I noticed on the AVL Tree Wikipedia page the following comment:

"If each node additionally records the size of its subtree (including itself and its descendants), then the nodes can be retrieved by index in O(log n) time as well."

I've googled and have found a few places mentioning accessing by index but can't seem to find an explanation of the algorithm one would write.

Many thanks

[UPDATE] Thanks people. If found @templatetypedef answer combined with one of @user448810 links to particularly help. Especially this snipit:

"The key to both these functions is that the index of a node is the size of its left child. As long as we are descending a tree via its left child, we just take the index of the node. But when we have to move down the tree via its right child, we have to adjust the size to include the half of the tree that we have excluded."

Because my implementation is immutable I didn't need to do any additional work when rebalancing as each node calculates it's size on construction (same as the scheme impl linked)

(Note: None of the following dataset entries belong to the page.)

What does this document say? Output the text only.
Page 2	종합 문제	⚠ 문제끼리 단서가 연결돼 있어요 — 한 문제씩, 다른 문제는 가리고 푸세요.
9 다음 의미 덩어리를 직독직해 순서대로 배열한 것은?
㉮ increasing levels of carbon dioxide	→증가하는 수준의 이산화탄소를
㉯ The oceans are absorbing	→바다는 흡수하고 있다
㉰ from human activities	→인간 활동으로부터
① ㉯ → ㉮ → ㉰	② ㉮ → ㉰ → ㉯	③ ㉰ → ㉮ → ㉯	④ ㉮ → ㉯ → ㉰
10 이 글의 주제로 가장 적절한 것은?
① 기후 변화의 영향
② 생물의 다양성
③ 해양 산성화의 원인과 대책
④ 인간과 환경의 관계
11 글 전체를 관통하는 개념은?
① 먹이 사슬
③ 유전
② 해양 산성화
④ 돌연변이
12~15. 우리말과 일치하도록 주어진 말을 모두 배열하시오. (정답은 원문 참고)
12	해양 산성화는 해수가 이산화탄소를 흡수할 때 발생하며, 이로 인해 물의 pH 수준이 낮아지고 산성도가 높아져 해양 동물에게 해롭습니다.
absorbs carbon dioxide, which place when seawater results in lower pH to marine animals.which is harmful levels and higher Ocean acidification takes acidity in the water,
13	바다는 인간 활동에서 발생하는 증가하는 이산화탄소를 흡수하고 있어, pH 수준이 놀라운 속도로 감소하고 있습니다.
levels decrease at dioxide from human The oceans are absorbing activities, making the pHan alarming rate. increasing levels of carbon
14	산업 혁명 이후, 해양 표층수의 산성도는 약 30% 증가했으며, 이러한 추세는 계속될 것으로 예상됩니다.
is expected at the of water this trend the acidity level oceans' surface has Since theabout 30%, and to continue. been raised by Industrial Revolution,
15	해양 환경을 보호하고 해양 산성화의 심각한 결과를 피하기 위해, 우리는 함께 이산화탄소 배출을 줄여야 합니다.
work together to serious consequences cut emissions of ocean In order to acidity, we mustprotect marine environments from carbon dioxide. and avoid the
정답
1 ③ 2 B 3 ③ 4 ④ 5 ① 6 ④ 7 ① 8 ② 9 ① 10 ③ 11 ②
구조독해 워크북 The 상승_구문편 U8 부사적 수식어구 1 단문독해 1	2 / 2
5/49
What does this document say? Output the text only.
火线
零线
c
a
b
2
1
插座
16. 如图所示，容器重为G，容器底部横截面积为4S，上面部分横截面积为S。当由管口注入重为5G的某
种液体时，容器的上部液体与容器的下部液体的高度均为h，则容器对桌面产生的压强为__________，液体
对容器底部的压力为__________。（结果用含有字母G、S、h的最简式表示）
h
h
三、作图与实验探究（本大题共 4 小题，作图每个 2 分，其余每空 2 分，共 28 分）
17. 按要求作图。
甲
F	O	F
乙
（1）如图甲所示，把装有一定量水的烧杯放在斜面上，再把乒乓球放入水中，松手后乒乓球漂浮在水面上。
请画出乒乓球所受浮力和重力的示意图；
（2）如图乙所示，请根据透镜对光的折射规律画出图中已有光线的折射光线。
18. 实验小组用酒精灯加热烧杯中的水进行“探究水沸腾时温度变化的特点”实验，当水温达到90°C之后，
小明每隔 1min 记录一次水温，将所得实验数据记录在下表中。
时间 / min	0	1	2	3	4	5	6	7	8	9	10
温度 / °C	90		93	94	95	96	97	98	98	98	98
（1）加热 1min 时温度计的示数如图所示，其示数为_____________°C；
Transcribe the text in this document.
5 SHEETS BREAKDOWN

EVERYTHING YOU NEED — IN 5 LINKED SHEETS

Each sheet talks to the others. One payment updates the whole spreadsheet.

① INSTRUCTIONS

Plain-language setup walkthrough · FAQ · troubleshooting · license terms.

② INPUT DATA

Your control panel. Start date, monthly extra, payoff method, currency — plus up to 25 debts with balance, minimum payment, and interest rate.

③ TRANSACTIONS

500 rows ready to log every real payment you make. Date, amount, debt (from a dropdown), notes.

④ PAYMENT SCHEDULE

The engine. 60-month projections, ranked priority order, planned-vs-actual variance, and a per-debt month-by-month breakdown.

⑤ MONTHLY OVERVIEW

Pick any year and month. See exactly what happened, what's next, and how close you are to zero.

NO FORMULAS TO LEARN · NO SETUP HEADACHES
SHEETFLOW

My final implementation ended up being:

class Node<K,V> implements AVLTree<K,V> { ...
    public V index(int i) {
        if (left.size() == i) return value;
        if (i < left.size()) return left.index(i);
        return right.index(i - left.size() - 1);
    }
}

class Empty<K,V> implements AVLTree<K,V> { ...
    public V index(int i) { throw new IndexOutOfBoundsException();}
}

Which is slightly different from the other implementations, let me know if you think I have a bug!

Answer 1

The general idea behind this construction is to take an existing BST and augment each node by storing the number of nodes in the left subtree. Once you have done this, you can look up the nth node in the tree by using the following recursive algorithm:

• To look up the nth element in a BST whose root node has k elements in its left subtree:
  • If k = n, return the root node (since this is the zeroth node in the tree)
  • If n ≤ k, recursively look up the nth element in the left subtree.
  • Otherwise, look up the (n - k - 1)st element in the right subtree.

This takes time O(h), where h is the height of the tree. In an AVL tree, this O(log n). In CLRS, this construction is explored as applied to red/black trees, and they call such trees "order statistic trees."

You have to put in some extra logic during tree rotations to adjust the cached number of elements in the left subtree, but this is not particularly difficult.

Hope this helps!